As with previous releases the new dataset is available for anonymous download from and Amazon Web Services S3 bucket. The bucket is part of the Open Data on AWS project enabling sharing and analysis of a wide range of data.

The data is located in the bucket at:

s3://ont-open-data/gm24385_2020.11/

See the tutorials page for information on downloading the dataset.

Rebasecalling

The Guppy 5 basecalling for the GM24385 dataset was performed using version 5.0.6, driven by the same katuali analysis pipeline as for the initial dataset release. The new basecaller version was provided as input the per-chromosome .fast5 files created in the initial pipeline via alignment of the Guppy 4.0.11 basecalls. This allows for easy comparison of results on subsets of the data (but may lead to subtle side-effects). For example the analysis data structure contains now entries of the form:

gm24385_2020.11/analysis/r9.4.1/{flowcell}/guppy_v4.0.11_r9.4.1_hac_prom/align_unfiltered/{chromosome}/guppy_v5.0.6_r9.4.1_sup_prom/
├── align_unfiltered
│   ├── align_to_ref.log
│   ├── basecall_stats.log
│   ├── calls2ref.bam
│   ├── calls2ref.bam.bai
│   └── calls2ref_stats.txt
├── pass
├── fail
├── basecalls.fastq.gz
└── sequencing_summary.txt

The file basecalls.fastq.gz contains the reads passing Qscore filtering from the new Guppy version (the pass and fail subfolders contain the reads split by this criteria). Similar to the main folder structure the align_unfiltered directory contains unfiltered alignments of the basecalls to the reference sequence (calls2ref.bam) along with text files summarizing the properties of the alignments.

Accuracy improvement from the new basecaller

Guppy 5.0.6 implements the CRF-CTC models developed in the research-grade bonito basecaller. The previous Guppy 4.0.11 basecalls leveraged the “flip-flop” algorithm developed in the flappie research caller.

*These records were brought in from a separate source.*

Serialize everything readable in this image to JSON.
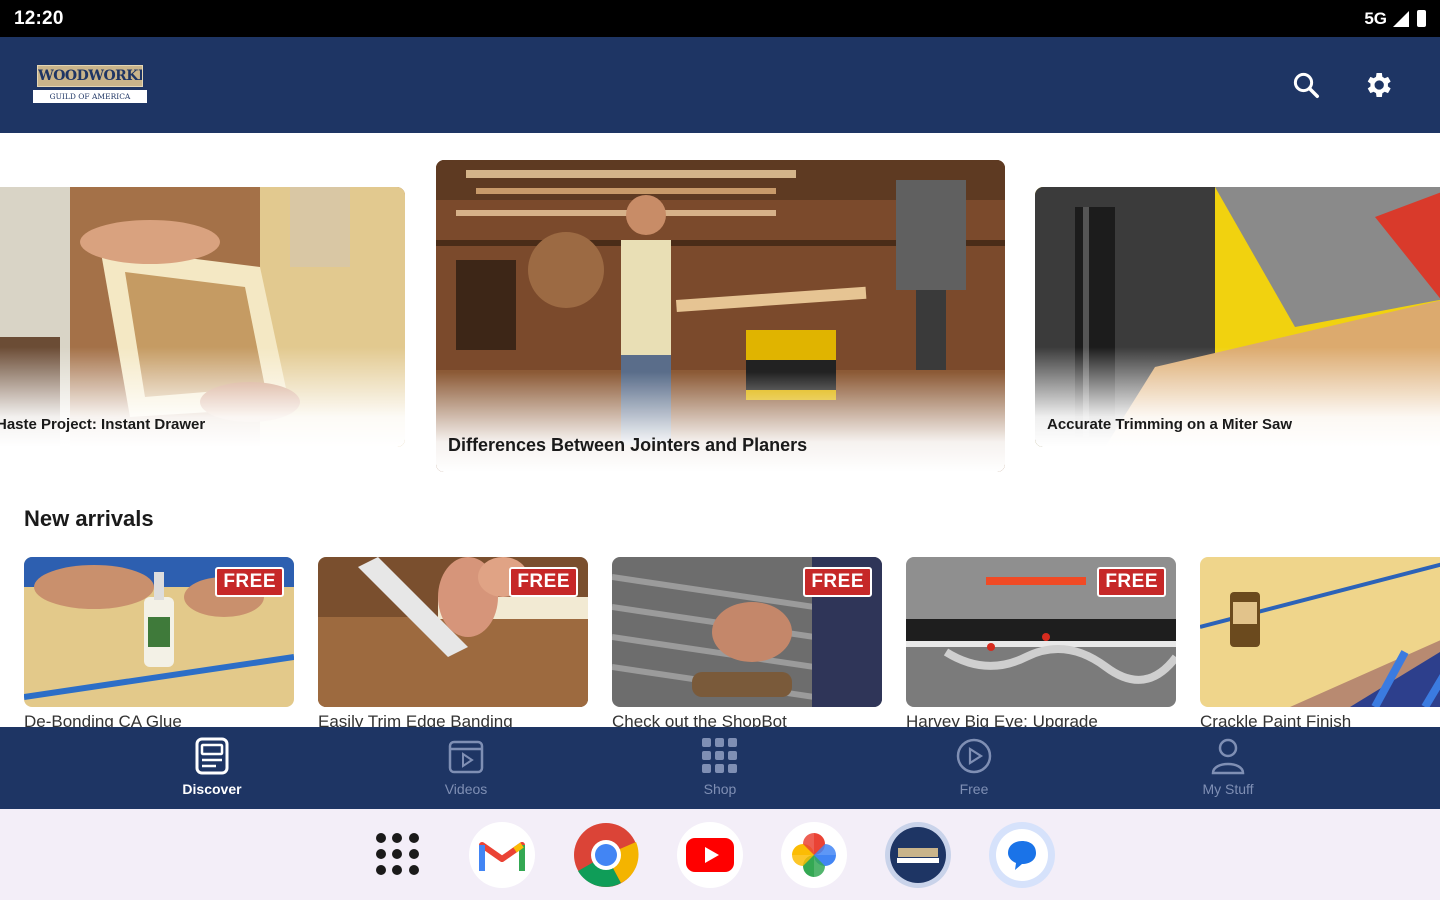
{
  "status_bar": {
    "time": "12:20",
    "network": "5G"
  },
  "header": {
    "logo_line1": "WOODWORKERS",
    "logo_line2": "GUILD OF AMERICA",
    "search_icon": "search-icon",
    "settings_icon": "gear-icon",
    "color": "#1e3564"
  },
  "carousel": {
    "slides": [
      {
        "title": "Haste Project: Instant Drawer"
      },
      {
        "title": "Differences Between Jointers and Planers"
      },
      {
        "title": "Accurate Trimming on a Miter Saw"
      }
    ]
  },
  "new_arrivals": {
    "heading": "New arrivals",
    "items": [
      {
        "title": "De-Bonding CA Glue",
        "badge": "FREE"
      },
      {
        "title": "Easily Trim Edge Banding",
        "badge": "FREE"
      },
      {
        "title": "Check out the ShopBot",
        "badge": "FREE"
      },
      {
        "title": "Harvey Big Eye: Upgrade",
        "badge": "FREE"
      },
      {
        "title": "Crackle Paint Finish",
        "badge": ""
      }
    ]
  },
  "bottom_nav": {
    "items": [
      {
        "label": "Discover",
        "icon": "discover-icon",
        "active": true
      },
      {
        "label": "Videos",
        "icon": "video-icon",
        "active": false
      },
      {
        "label": "Shop",
        "icon": "grid-icon",
        "active": false
      },
      {
        "label": "Free",
        "icon": "play-circle-icon",
        "active": false
      },
      {
        "label": "My Stuff",
        "icon": "person-icon",
        "active": false
      }
    ]
  },
  "dock": {
    "apps": [
      "app-drawer-icon",
      "gmail-icon",
      "chrome-icon",
      "youtube-icon",
      "photos-icon",
      "wwga-app-icon",
      "messages-icon"
    ]
  }
}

For this dataset we have chosen to the use the highest accuracy “super” basecalling model. This is an optional model now available in Guppy, replacing the “high” accuracy line as the models providing the state-of-the-art accuracy. The “high” accuracy line remains the default, standard choice providing a good balance of accuracy and compute performance.

In order to compare the single-read accuracy of the two basecallers, we used the alignment summaries produced by the katuali pipeline. The two alignment summary tables were joined on read ID to allow simple before and after comparison of all reads:

Pairwise comparison of single-read accuracies for Guppy 5.0.6 and previous Guppy 4.0.11 basecalling. Majority of points lie above the black diagonal line indicating an improvement in call quality.

The plot shows that a general improvement in read accuracy of around 1.8 percentage points, or a 32% reduction in the error rate. To see the change in the average behaviour it is perhaps clearer to plot a density estimate of the read accuracy distribution:

Guppy 5.0.6 reduces read error rate by 32% compared with previous Guppy 4.0.11 basecalling.

Changes to Qscore filtering

One consideration with the newer Guppy basecaller is that the default Qscore threshold for partitioning “pass” and “fail” reads was amended in Guppy v4.5.2 (released 07/04/2021). The rebasecalling here started from reads classed as “pass” by Guppy v4.0.11. It is expected and observed that after rebasecalling a proportion of the data is now classified as failed. With improvements to the basecaller the effect is to remove between 10-15% of data; it should be noted that the data which is removed is of course the lower accuracy data and that end users are free to use both the pass- and fail-reads.

Guppy v4.5.2 brought an increased Qscore threshold for determining pass and fail reads. This is carried into Guppy v5.0.6.

Further information

The 5.0.6 version of Guppy used here is a development release candidate version of the software. The final release version will provide very similar results to the version used here. Further details of the final release are available in the Nanopore Community pages.

We hope that these data and analyses provide a useful resource to the community.